私が幹部に答えを教えず、幹部が事業部長に、事業部長がマネージャーに、マネージャーがリーダーに、リーダーが先輩に、先輩が後輩に、後輩が新入社員に、そして新入社員が内定者に「答えを教えない」。この文化を8階層にわたって徹底しました。

最終的には、内定者からの質問に新入社員が「○○さんどう思う?」と返す。150人規模の組織で、そこまで徹底できたのです。そのおかげで会社は成長し、結果として私が要らなくなった。組織としての究極の理想はそこにあるのです。

——この「上司が答えを教えない」というアプローチが、組織全体の活性化につながるのですね。

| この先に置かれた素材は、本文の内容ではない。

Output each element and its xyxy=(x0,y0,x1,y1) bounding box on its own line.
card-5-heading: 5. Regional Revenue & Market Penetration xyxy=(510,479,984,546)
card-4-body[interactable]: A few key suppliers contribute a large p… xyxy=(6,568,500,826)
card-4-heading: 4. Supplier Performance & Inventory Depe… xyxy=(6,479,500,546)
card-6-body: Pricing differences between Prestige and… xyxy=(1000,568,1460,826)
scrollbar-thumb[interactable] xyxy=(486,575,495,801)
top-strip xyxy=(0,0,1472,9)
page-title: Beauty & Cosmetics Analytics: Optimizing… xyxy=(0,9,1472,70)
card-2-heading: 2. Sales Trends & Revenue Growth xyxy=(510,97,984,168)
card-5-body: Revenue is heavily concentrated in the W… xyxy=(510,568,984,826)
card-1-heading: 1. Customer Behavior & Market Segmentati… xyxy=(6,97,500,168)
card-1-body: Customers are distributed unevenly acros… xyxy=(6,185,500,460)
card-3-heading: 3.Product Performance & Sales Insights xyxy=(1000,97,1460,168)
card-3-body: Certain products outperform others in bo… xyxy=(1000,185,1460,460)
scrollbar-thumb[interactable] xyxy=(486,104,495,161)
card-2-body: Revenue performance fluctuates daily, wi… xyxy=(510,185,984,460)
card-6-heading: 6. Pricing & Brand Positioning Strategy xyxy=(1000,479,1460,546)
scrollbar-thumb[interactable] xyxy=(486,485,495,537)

白潟:そうです。実際、自分がマネージャーに質問して「どう思う?」と返されたら、どうですか。その上司の口癖が移り、後輩にも同じように問いかけるようになるでしょう。この文化は伝播していくんです。そうすると、社内では「私はこう思いますが、どうでしょうか?」という、自分の意見を持った上での相談しか行われなくなります。

これは理想的な組織の姿ではないでしょうか。しかも、3年から5年で実現可能です。そのためには、社長から幹部へ、幹部からマネージャーへ、そしてマネージャーから部下へと、トップダウンで「答えを教えない」文化を浸透させることが重要です。

——社長、管理職と、組織の上層部から意識を変えることが大事ですね。白潟さん、ありがとうございました。